Mateo descartó la advertencia de Casiopea. Entró a la habitación. El lugar era del tamaño de un patio escolar. Mucha gente, de todo tipo, ocupaba las mesas: gordos, amarillos, chaparros, de piernas largas y manitas pequeñas, de bronceados despampanantes e irreales, de cabellos tan rebeldes como los de una serpiente y negros como la profundidad de un pozo que de repente adquirió vida y piernas para presumir esa vida, y luego de un rato descubren una sonrisa de dientes tan blancos que pueden provocar un infarto.

Toda esa gente comía en silencio y evitaban mirarse a los ojos. Al fondo le pareció distinguir una mesa de bufete, hábilmente combinada con el aparador de una carnicería.

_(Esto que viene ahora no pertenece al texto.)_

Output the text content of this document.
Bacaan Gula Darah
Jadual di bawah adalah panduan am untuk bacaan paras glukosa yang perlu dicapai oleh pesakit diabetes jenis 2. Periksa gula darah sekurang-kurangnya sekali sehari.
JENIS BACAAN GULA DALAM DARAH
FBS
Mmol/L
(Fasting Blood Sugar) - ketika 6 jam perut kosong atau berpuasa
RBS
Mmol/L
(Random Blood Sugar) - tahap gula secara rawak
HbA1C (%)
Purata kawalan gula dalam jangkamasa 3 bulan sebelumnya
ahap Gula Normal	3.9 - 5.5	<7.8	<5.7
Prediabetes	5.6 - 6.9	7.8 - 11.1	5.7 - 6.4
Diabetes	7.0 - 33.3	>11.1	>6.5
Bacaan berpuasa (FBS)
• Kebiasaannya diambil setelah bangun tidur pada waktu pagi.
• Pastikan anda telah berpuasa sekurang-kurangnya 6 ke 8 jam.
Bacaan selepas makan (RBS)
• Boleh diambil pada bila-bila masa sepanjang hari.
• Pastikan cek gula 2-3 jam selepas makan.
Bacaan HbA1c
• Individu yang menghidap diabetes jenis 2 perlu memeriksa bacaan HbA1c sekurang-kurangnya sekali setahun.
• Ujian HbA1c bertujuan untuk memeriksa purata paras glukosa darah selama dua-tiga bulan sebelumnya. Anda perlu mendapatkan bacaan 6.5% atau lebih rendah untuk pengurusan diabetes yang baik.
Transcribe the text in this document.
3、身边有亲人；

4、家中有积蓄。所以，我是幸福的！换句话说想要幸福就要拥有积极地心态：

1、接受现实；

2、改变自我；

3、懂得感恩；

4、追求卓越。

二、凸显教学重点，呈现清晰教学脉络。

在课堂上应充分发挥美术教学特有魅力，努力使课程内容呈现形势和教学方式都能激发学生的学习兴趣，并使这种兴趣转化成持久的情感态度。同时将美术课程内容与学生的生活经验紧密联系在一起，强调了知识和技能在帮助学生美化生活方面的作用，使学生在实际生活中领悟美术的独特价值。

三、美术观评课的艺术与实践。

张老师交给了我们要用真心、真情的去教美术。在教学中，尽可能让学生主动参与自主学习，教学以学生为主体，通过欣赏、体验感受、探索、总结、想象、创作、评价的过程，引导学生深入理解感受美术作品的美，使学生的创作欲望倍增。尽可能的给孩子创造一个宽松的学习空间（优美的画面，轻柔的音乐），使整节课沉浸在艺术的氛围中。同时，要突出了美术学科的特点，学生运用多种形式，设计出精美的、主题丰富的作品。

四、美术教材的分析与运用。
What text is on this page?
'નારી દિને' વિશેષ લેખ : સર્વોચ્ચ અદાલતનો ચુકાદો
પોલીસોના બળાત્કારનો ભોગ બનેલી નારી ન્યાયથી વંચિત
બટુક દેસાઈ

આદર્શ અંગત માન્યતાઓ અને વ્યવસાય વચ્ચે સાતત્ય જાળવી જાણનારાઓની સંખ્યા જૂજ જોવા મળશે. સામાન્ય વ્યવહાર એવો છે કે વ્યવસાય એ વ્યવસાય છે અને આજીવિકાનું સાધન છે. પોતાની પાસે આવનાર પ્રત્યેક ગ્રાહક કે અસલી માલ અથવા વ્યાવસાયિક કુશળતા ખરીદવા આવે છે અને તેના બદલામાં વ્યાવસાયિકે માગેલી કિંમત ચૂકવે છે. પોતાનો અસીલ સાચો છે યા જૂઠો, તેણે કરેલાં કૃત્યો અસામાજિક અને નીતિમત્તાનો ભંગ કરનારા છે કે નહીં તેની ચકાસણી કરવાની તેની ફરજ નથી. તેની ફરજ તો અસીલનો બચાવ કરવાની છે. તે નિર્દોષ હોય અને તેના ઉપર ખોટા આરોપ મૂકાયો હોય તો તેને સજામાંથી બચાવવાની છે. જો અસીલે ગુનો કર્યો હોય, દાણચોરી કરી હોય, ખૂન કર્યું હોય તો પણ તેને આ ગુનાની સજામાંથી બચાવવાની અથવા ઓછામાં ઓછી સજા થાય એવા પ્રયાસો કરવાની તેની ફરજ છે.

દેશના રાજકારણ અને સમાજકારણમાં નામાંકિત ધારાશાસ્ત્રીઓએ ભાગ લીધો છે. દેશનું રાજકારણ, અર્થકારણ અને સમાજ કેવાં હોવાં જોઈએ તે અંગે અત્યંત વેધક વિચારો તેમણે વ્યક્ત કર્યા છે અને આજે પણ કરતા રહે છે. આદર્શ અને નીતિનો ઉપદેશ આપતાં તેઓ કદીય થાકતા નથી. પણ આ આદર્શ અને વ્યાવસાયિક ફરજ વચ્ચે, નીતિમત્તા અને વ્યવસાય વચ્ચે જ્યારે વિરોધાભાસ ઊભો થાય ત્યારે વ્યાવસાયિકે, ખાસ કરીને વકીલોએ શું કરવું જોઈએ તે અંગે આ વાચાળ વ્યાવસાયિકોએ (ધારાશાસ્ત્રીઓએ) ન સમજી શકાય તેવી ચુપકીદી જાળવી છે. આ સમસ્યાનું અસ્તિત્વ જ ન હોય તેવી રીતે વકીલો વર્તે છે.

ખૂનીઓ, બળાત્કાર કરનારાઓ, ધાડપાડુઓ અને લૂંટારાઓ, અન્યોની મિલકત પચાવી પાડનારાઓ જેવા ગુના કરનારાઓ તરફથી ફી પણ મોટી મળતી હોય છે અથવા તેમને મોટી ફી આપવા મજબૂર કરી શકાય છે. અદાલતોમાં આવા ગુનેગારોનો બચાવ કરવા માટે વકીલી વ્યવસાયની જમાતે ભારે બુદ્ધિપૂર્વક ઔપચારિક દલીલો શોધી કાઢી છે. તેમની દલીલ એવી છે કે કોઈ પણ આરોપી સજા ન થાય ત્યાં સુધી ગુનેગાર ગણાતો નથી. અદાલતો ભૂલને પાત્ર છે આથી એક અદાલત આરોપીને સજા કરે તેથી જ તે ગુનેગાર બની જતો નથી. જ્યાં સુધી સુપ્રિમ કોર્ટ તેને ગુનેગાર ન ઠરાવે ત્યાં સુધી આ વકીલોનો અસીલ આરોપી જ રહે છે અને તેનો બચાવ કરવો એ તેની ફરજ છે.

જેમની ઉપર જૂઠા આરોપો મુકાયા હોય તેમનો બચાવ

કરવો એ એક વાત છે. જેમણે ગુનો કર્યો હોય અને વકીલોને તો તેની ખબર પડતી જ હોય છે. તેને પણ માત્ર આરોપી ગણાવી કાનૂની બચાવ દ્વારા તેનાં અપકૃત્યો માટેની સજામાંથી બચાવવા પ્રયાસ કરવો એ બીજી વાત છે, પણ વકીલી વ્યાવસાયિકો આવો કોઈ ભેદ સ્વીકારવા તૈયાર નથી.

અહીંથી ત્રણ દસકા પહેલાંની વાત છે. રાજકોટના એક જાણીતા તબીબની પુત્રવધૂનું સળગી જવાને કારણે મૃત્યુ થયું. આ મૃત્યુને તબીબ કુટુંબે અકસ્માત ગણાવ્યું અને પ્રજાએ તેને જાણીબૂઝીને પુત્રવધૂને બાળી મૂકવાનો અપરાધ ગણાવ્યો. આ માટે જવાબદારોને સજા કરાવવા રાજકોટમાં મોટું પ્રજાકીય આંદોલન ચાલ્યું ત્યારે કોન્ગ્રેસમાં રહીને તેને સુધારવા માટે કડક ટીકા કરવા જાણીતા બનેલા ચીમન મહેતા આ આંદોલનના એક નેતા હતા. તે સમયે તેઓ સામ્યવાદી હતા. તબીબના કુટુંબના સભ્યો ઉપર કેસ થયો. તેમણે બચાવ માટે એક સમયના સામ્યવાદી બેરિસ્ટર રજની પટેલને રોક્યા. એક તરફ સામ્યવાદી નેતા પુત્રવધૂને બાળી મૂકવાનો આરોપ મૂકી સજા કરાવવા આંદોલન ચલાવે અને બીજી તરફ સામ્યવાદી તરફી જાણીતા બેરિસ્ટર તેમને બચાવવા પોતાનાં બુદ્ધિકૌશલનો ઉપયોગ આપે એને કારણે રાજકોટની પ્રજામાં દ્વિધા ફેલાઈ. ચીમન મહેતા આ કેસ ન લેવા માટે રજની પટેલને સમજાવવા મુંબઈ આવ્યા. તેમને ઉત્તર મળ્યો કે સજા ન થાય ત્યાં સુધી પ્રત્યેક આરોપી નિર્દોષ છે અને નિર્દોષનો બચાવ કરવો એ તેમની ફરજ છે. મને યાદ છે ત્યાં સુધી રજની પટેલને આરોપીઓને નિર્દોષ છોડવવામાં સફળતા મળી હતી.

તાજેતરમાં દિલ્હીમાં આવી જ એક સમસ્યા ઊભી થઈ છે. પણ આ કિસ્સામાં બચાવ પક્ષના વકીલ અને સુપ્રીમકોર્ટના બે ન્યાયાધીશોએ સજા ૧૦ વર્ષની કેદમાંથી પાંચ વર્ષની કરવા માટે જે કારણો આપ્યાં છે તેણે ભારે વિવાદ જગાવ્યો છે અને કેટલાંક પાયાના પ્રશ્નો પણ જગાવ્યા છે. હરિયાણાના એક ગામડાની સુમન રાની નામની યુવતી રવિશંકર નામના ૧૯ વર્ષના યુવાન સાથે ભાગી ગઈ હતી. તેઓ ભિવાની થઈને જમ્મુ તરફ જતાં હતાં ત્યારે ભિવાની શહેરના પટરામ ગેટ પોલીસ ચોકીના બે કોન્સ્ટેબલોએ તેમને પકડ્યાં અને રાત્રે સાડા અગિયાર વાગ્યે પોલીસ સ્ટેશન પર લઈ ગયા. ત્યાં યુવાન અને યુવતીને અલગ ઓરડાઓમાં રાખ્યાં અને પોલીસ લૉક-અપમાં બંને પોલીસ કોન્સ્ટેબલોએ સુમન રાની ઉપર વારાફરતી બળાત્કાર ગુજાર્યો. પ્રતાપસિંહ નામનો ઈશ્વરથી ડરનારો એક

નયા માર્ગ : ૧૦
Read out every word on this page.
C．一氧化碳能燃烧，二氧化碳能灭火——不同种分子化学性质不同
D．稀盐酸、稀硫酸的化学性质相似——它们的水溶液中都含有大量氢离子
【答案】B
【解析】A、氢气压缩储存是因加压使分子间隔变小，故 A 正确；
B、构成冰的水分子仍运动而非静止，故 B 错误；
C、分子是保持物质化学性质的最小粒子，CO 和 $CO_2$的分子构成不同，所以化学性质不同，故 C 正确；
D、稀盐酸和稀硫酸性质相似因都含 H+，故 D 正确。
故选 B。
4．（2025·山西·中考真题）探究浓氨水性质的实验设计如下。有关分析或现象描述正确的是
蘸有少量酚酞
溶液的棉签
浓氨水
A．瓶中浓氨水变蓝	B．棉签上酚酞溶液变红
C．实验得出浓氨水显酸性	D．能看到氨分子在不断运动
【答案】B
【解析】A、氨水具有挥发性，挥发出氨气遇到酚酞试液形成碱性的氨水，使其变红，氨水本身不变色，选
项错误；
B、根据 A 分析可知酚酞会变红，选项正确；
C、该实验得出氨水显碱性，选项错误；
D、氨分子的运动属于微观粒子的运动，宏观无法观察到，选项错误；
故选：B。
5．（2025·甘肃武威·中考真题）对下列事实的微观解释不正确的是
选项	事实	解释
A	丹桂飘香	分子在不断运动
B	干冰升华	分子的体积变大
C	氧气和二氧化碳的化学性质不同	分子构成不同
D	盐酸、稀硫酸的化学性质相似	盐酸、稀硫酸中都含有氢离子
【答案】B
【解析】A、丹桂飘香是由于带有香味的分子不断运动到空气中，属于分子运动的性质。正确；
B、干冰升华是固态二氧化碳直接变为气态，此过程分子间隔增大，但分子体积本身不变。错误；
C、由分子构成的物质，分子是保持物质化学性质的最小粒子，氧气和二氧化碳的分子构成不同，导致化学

Hombres y mujeres, vestidos de blanco, destazaban y echaban la carne a los asadores; preparaban los platillos para una fila de personas que, después de llenar su plato, tomaban su lugar en alguna de sus mesas. Otra fila, en un extremo paralelo, desaparecía a través de una puerta que los llevaba a un cuarto misterioso, oscuro, como en una pintura surreal de Ende. Antes de que Mateo pudiera entrar a formarse para pedir algo de comer, una mujer robusta vestida de blanco se interpuso en su camino. Casiopea, oportunamente en sus manos, le dijo que la mujer se llamaba Colette.

—Vamos muchacho, conoces las reglas —dijo Colette apuntando a Casiopea—. Tienes que elegir tu lugar en el juego: ¿Eres cocinero o carne?